Oestrich-Winkel, den 24. August 2020 – Im Rahmen des Konzeptes „Digitale Bürgerdialoge für Kommunen“ der Bertelsmann Stiftung hatte die Stadt Oestrich-Winkel als deutschlandweit erste Kommune ihre Bürger/innen aufgerufen, sich am Mittwoch, den 19. August 2020, an einer Online-Videokonferenz zu beteiligen. Der Austausch fand am Abend zwischen 18.30 Uhr und 21.00 Uhr statt.

Das Thema lautete: „Corona, und jetzt? Oestrich-Winkel steht zusammen! Steht Oestrich-Winkel zusammen? Gesellschaftlicher Zusammenhalt in Zeiten der Corona-Pandemie.“ Trotz der großen Verlockung, den milden Sommerabend im Freien zu verbringen oder das Champions League Spiel anzusehen, hatten sich fast 50 Bürgerinnen und Bürger angemeldet, um mitzudiskutieren.

Der Austausch startete in Form eines Plenums mit einer Einführung durch Bürgermeister Kay Tenge und den Ersten Stadtrat Björn Sommer. Danach wurde in Kleingruppen von sechs bis acht Teilnehmern zu fünf verschiedenen Themen aus den Bereichen Wirtschaft, Kultur und Gesundheit diskutiert.
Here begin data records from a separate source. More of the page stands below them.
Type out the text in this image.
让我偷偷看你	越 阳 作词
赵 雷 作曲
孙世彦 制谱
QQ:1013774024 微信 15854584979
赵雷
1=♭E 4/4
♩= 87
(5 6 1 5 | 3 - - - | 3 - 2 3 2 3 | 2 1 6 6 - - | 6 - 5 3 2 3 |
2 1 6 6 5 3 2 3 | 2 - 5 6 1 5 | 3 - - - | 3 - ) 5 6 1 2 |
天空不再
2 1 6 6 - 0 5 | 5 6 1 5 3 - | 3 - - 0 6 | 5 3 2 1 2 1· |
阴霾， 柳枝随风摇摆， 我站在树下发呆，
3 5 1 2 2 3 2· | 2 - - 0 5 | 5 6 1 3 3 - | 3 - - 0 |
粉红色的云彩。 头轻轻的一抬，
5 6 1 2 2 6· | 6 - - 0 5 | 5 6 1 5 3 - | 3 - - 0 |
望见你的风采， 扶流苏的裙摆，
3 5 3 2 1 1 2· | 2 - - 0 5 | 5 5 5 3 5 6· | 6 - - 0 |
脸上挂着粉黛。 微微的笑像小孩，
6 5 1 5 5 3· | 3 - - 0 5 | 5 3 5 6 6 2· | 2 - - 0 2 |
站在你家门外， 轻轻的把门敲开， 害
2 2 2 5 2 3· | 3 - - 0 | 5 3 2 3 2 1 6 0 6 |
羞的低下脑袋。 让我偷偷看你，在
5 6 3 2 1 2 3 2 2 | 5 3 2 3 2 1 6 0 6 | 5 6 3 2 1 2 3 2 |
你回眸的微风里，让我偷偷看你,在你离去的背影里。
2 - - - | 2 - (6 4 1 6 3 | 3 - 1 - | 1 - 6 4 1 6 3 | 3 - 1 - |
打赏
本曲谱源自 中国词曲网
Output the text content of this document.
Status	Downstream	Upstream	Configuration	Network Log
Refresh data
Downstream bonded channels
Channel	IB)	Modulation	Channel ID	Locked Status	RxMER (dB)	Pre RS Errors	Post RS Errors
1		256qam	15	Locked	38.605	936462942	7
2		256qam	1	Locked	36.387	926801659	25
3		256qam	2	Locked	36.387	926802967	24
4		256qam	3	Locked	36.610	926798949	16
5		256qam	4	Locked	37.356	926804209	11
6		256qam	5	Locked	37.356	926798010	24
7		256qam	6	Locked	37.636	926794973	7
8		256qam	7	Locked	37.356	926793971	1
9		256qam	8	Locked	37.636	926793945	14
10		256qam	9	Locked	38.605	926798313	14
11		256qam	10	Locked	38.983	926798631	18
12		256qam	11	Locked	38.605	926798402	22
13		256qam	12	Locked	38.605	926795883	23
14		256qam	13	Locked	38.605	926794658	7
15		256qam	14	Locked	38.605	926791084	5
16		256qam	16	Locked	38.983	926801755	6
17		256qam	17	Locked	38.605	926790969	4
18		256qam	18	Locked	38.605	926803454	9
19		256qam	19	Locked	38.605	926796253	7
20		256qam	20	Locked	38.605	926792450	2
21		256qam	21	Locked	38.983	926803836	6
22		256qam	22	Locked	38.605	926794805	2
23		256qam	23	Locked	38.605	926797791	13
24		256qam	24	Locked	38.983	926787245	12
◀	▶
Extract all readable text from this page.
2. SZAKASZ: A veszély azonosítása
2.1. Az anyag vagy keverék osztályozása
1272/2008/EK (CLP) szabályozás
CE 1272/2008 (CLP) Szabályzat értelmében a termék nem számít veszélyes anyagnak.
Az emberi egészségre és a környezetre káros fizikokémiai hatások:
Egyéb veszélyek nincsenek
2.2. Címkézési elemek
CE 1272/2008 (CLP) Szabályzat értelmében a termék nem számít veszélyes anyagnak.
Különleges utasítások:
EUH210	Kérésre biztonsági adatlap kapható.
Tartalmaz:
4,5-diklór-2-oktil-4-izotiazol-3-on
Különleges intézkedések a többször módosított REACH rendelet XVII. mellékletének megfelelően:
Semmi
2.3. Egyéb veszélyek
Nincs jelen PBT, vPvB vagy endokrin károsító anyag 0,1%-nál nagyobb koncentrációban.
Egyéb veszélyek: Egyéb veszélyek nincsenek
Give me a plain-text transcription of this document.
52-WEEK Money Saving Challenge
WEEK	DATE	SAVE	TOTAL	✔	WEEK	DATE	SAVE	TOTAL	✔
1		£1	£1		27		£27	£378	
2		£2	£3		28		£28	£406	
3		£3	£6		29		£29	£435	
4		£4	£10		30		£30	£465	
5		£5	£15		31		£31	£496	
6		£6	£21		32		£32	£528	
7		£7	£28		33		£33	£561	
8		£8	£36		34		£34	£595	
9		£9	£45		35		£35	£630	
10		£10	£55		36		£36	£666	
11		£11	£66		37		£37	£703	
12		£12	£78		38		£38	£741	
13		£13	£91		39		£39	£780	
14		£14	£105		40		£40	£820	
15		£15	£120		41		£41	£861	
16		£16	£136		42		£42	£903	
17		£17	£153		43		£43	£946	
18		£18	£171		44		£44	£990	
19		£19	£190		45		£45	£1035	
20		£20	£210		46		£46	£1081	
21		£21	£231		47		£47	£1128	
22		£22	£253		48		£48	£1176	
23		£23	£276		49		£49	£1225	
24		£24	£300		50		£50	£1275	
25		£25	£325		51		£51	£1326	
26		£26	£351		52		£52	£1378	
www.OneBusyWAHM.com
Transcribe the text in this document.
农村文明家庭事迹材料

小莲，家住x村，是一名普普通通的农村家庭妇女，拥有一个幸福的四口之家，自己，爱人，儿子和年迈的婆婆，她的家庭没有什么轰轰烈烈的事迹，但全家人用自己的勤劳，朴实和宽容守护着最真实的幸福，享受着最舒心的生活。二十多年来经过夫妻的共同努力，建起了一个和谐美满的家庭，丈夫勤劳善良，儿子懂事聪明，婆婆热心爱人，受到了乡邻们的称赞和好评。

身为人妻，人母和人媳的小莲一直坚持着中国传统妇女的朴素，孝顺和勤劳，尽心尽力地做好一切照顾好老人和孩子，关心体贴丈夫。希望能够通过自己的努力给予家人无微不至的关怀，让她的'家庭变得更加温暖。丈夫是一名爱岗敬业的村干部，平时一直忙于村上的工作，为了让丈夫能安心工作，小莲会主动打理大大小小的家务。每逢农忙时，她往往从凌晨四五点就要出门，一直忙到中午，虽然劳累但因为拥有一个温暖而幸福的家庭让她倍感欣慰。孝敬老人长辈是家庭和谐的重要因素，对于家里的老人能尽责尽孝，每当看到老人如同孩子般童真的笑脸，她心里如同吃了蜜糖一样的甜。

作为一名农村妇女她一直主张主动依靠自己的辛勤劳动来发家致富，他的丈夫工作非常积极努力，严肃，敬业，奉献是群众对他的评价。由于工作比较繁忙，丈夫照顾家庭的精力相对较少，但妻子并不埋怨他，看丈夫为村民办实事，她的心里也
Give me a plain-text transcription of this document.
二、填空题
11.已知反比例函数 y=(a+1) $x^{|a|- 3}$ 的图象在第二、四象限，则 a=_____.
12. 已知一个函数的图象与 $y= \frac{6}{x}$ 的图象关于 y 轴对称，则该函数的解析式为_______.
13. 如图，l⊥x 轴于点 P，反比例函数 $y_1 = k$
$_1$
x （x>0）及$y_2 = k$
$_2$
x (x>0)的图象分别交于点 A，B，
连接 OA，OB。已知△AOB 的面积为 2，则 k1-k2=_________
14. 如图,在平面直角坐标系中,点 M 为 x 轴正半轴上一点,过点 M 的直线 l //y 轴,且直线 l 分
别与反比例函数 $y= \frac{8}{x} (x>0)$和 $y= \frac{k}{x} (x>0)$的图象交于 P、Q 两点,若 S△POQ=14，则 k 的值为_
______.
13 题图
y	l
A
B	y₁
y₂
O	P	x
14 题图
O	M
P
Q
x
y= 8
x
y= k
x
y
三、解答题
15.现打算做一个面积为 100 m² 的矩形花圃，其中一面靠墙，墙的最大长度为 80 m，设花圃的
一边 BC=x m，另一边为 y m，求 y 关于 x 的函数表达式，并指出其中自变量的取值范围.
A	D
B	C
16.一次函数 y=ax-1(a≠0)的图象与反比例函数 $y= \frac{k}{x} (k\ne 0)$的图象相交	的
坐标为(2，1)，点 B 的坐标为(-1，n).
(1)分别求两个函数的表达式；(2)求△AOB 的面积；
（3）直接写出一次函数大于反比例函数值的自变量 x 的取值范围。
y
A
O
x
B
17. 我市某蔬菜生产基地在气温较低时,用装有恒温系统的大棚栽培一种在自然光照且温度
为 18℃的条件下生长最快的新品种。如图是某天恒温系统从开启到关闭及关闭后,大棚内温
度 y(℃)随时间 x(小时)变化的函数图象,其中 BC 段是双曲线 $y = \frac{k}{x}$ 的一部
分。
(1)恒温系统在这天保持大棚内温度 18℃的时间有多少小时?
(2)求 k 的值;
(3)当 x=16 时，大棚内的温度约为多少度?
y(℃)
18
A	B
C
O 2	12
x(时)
Die Themen waren: „Kontaktlos in Kontakt bleiben - Wirtschaften und Geldtransfers in Oestrich-Winkel“, „Information und Kommunikation der Verwaltung – wie wollen Bürger/innen mit ihrer Verwaltung in Krisenzeiten und darüber hinaus zusammenkommen?“, „Abstand halten und digitaler werden im Supermarkt, Stadthaus und Weingeschäft – wie sieht die neue Kundenorientierung nach Corona aus?“, „Wie können wir durch mehr kulturelle Aktivitäten zu mehr Zusammenhalt beitragen und was brauchen Kulturschaffende dazu?“ und „Ehrenamt: Wie kann gut organisiertes und koordiniertes Ehrenamt zum Zusammenhalt beitragen?“.

Alle Teilnehmer/innen des digitalen Bürgerdialogs waren sich einig, dass während des Lockdowns ein verstärkter Zusammenhalt in allen Bereichen des Lebens spürbar war. Keiner hatte es einfach, aber alle machten gemeinsam das Beste aus der Situation in Oestrich-Winkel. Die nachbarschaftlichen Kontakte wurden intensiviert und es lernten sich sogar Nachbarn kennen, die vorher noch nicht miteinander gesprochen hatten. Die Solidarität war groß, viele Jüngere unterstützten Ältere und Angehörige von Risikogruppen, indem sie zum Beispiel für sie einkaufen gingen.

Spürbar wurden aber vor allem in der ersten Zeit der Einschränkungen auch negative Verhaltensweisen, wie Hamsterkäufe und Vorbehalte gegen Besucher aus anderen Städten und Regionen. Diese Phänomene legten sich aber nach der ersten Zeit der Unsicherheit schnell wieder. Das Abstandsgebot förderte den Ideenreichtum, sich über alternative Kanäle auszutauschen. Auch viele ältere Bürger/innen machten erste Erfahrungen mit Online-Chats und weiteren Möglichkeiten digitaler Kommunikation. Bürgermeister Tenge hob die Innovationsfreudigkeit der Mitarbeiterinnen des Mehrgenerationenhauses hervor, die über wöchentliche „Überraschungsbriefe“, die man abonnieren konnte, mit ihren Gästen in Kontakt blieben.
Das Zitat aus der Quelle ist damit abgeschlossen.